We need to organize and facilitate clinical training in order to train competent, confident and reliable midwives during the pandemic period. It should not be ignored that the COVID-19 epidemic will not disappear soon and can be controlled in the next 4-5 years. When it is under control, it should not be forgotten that more planned action should be taken on what can be done about the next global epidemic.

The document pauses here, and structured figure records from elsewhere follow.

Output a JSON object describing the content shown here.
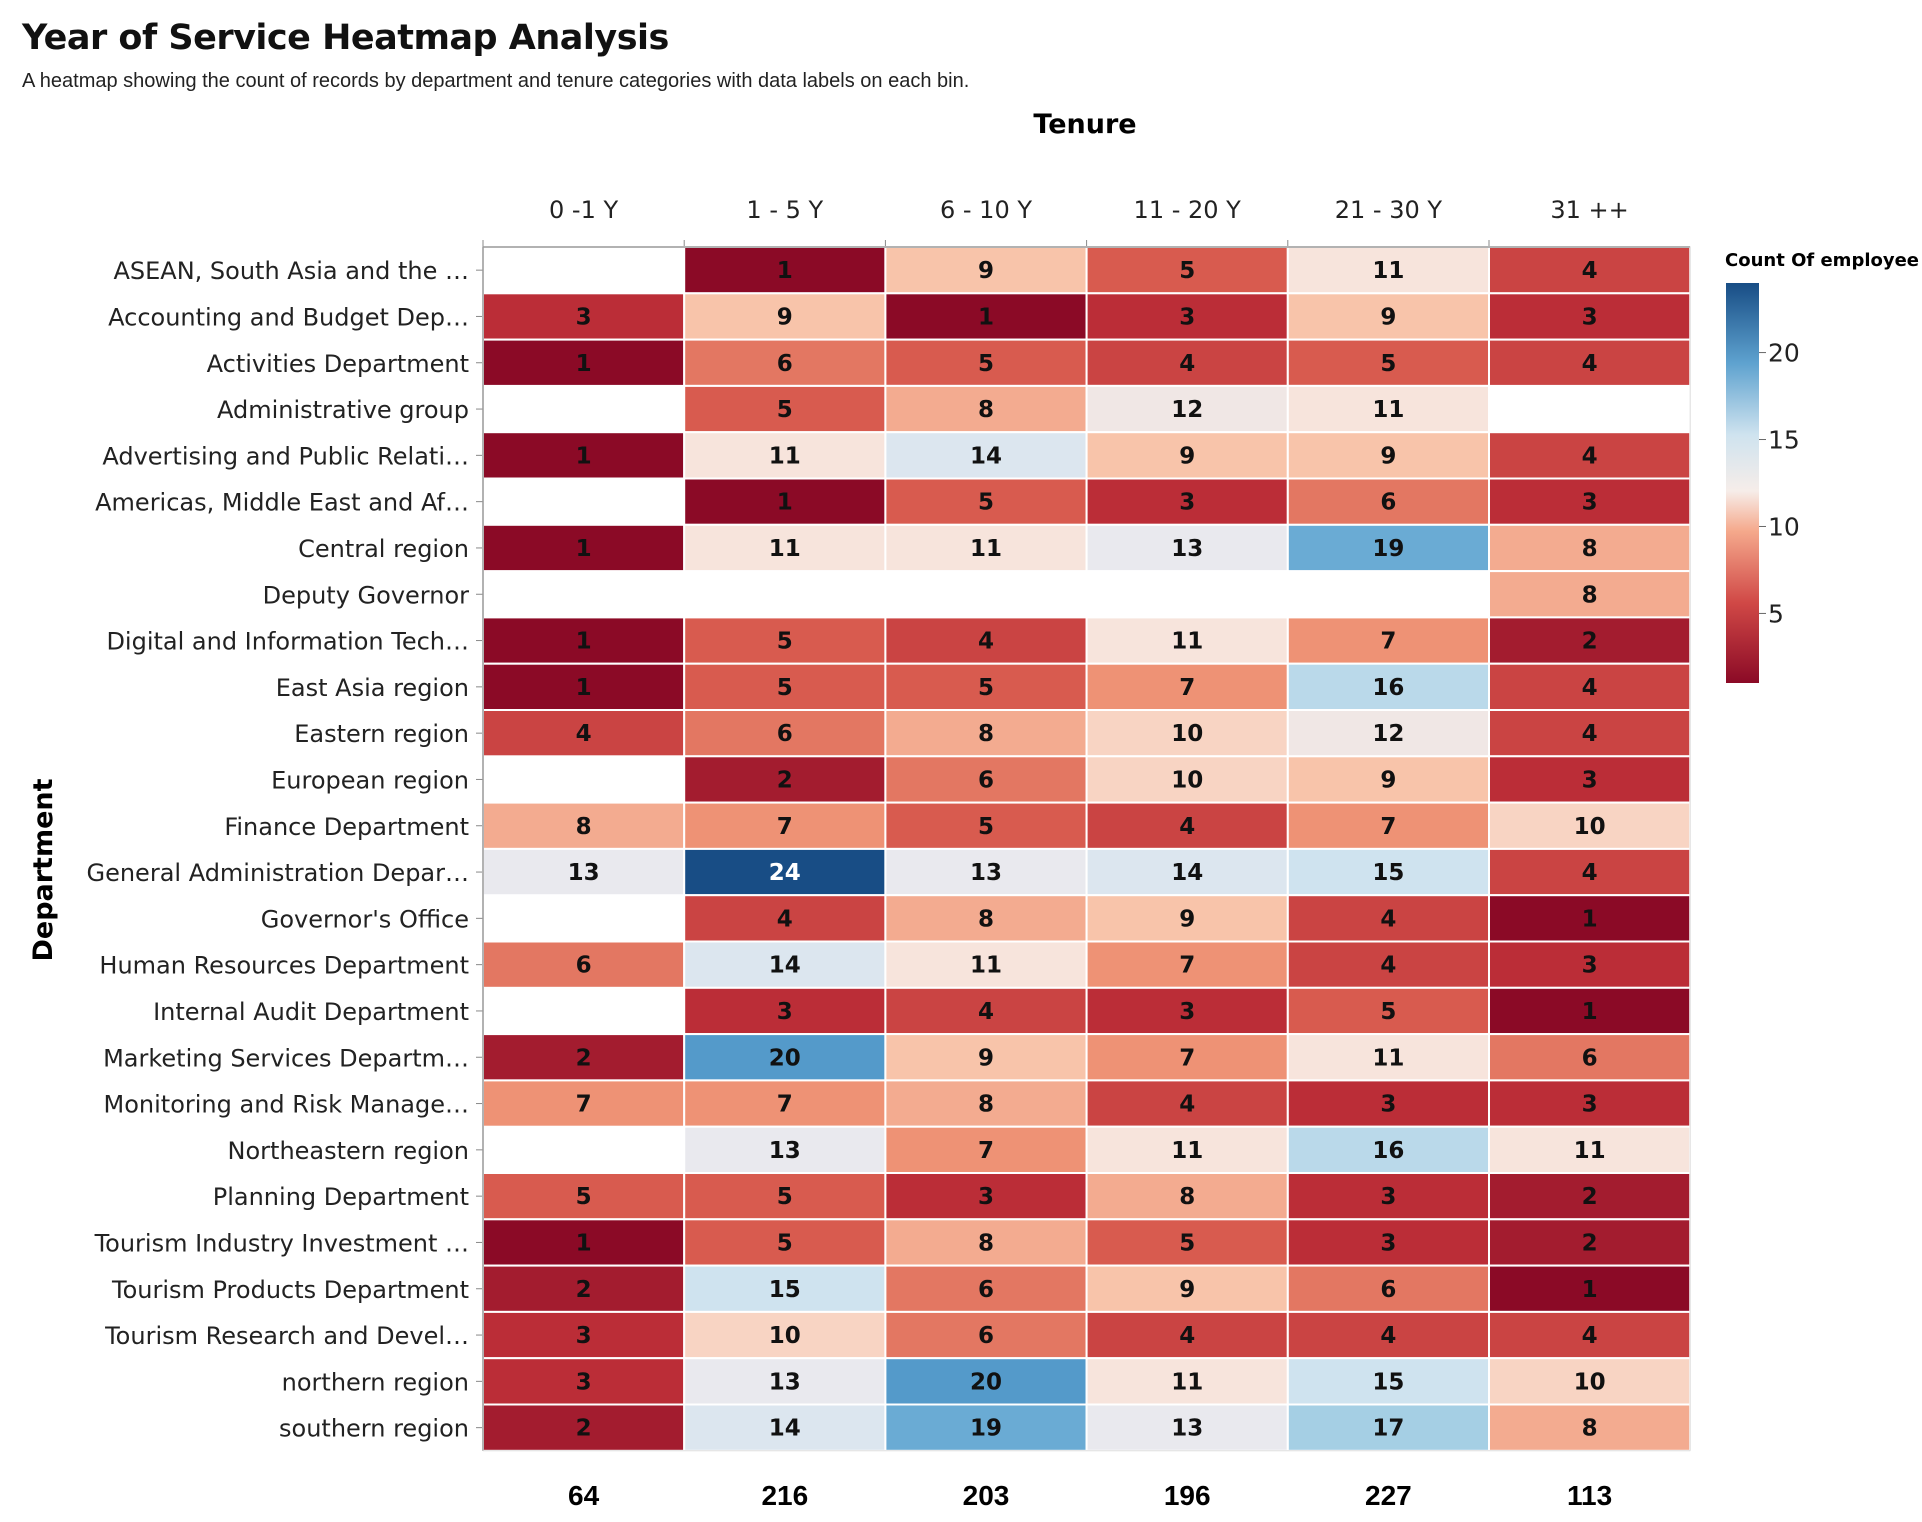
{
  "chart_data": {
    "type": "heatmap",
    "title": "Year of Service Heatmap Analysis",
    "subtitle": "A heatmap showing the count of records by department and tenure categories with data labels on each bin.",
    "xlabel": "Tenure",
    "ylabel": "Department",
    "columns": [
      "0 -1 Y",
      "1 - 5 Y",
      "6 - 10 Y",
      "11 - 20 Y",
      "21 - 30 Y",
      "31 ++"
    ],
    "rows": [
      "ASEAN, South Asia and the …",
      "Accounting and Budget Dep…",
      "Activities Department",
      "Administrative group",
      "Advertising and Public Relati…",
      "Americas, Middle East and Af…",
      "Central region",
      "Deputy Governor",
      "Digital and Information Tech…",
      "East Asia region",
      "Eastern region",
      "European region",
      "Finance Department",
      "General Administration Depar…",
      "Governor's Office",
      "Human Resources Department",
      "Internal Audit Department",
      "Marketing Services Departm…",
      "Monitoring and Risk Manage…",
      "Northeastern region",
      "Planning Department",
      "Tourism Industry Investment …",
      "Tourism Products Department",
      "Tourism Research and Devel…",
      "northern region",
      "southern region"
    ],
    "values": [
      [
        null,
        1,
        9,
        5,
        11,
        4
      ],
      [
        3,
        9,
        1,
        3,
        9,
        3
      ],
      [
        1,
        6,
        5,
        4,
        5,
        4
      ],
      [
        null,
        5,
        8,
        12,
        11,
        null
      ],
      [
        1,
        11,
        14,
        9,
        9,
        4
      ],
      [
        null,
        1,
        5,
        3,
        6,
        3
      ],
      [
        1,
        11,
        11,
        13,
        19,
        8
      ],
      [
        null,
        null,
        null,
        null,
        null,
        8
      ],
      [
        1,
        5,
        4,
        11,
        7,
        2
      ],
      [
        1,
        5,
        5,
        7,
        16,
        4
      ],
      [
        4,
        6,
        8,
        10,
        12,
        4
      ],
      [
        null,
        2,
        6,
        10,
        9,
        3
      ],
      [
        8,
        7,
        5,
        4,
        7,
        10
      ],
      [
        13,
        24,
        13,
        14,
        15,
        4
      ],
      [
        null,
        4,
        8,
        9,
        4,
        1
      ],
      [
        6,
        14,
        11,
        7,
        4,
        3
      ],
      [
        null,
        3,
        4,
        3,
        5,
        1
      ],
      [
        2,
        20,
        9,
        7,
        11,
        6
      ],
      [
        7,
        7,
        8,
        4,
        3,
        3
      ],
      [
        null,
        13,
        7,
        11,
        16,
        11
      ],
      [
        5,
        5,
        3,
        8,
        3,
        2
      ],
      [
        1,
        5,
        8,
        5,
        3,
        2
      ],
      [
        2,
        15,
        6,
        9,
        6,
        1
      ],
      [
        3,
        10,
        6,
        4,
        4,
        4
      ],
      [
        3,
        13,
        20,
        11,
        15,
        10
      ],
      [
        2,
        14,
        19,
        13,
        17,
        8
      ]
    ],
    "column_totals": [
      "64",
      "216",
      "203",
      "196",
      "227",
      "113"
    ],
    "legend": {
      "title": "Count Of employee",
      "ticks": [
        "5",
        "10",
        "15",
        "20"
      ],
      "placement": "right",
      "range": [
        1,
        24
      ]
    },
    "colors": {
      "low": "#8b0a26",
      "mid_low": "#e8826a",
      "mid": "#f7ede8",
      "mid_high": "#cfe3ef",
      "high": "#184d85"
    }
  }
}
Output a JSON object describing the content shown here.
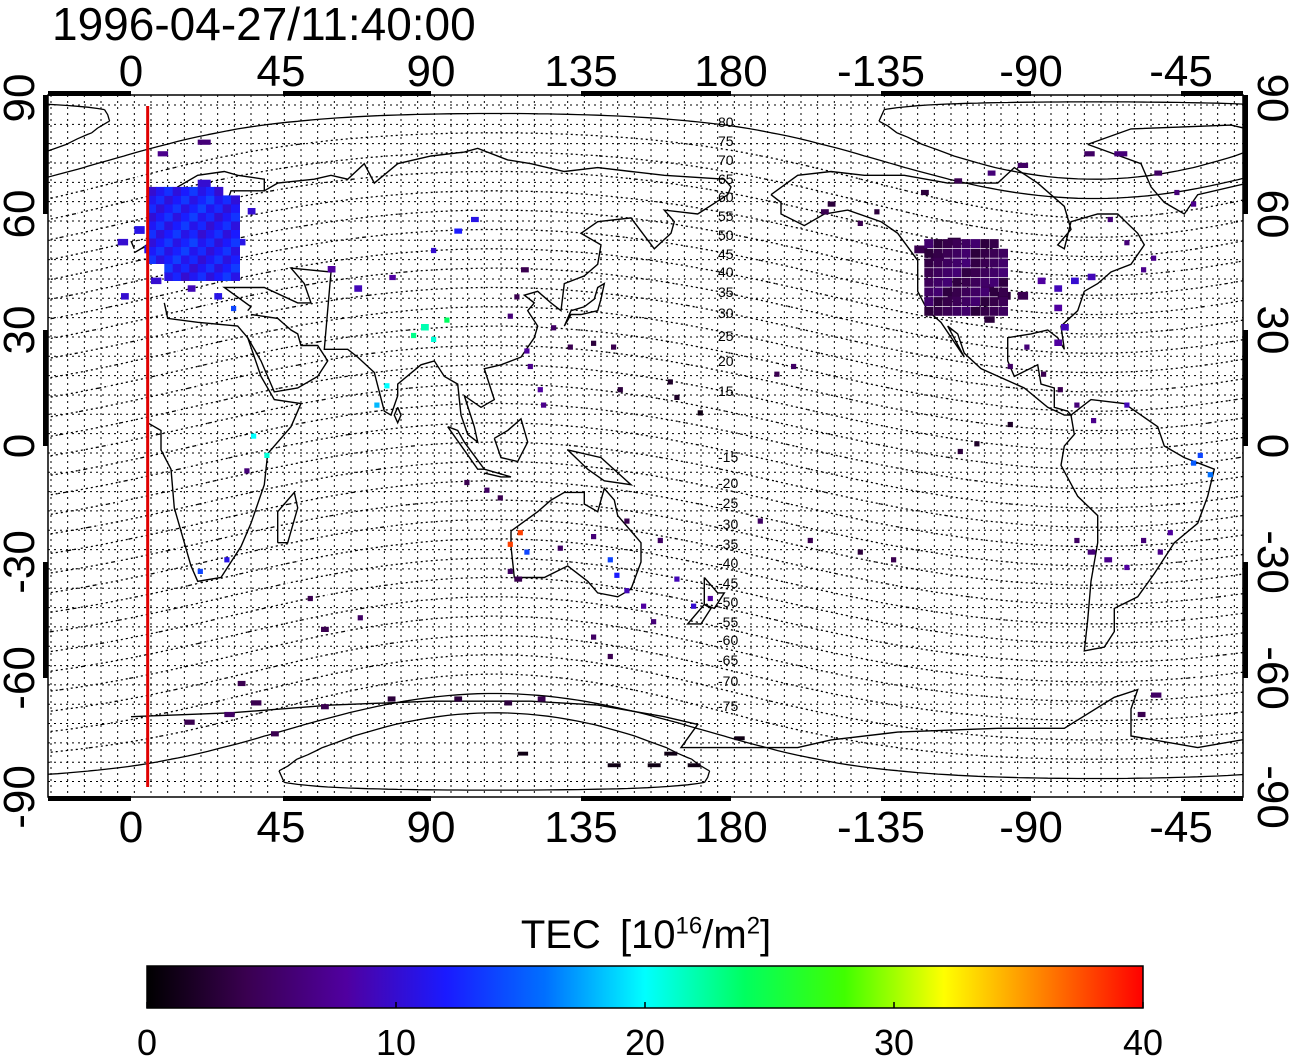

It is necessary to meet the need for health professionals that will increase in the future determined by WHO, and to prepare midwifery education for the future by preparing for the next global challenge. Midwives can make a big difference in the lives of women and families. It should not be forgotten that we are living in a new viral age and without appropriate qualified midwives, demands for preconceptional care, pregnancy, delivery and postpartum care cannot be met.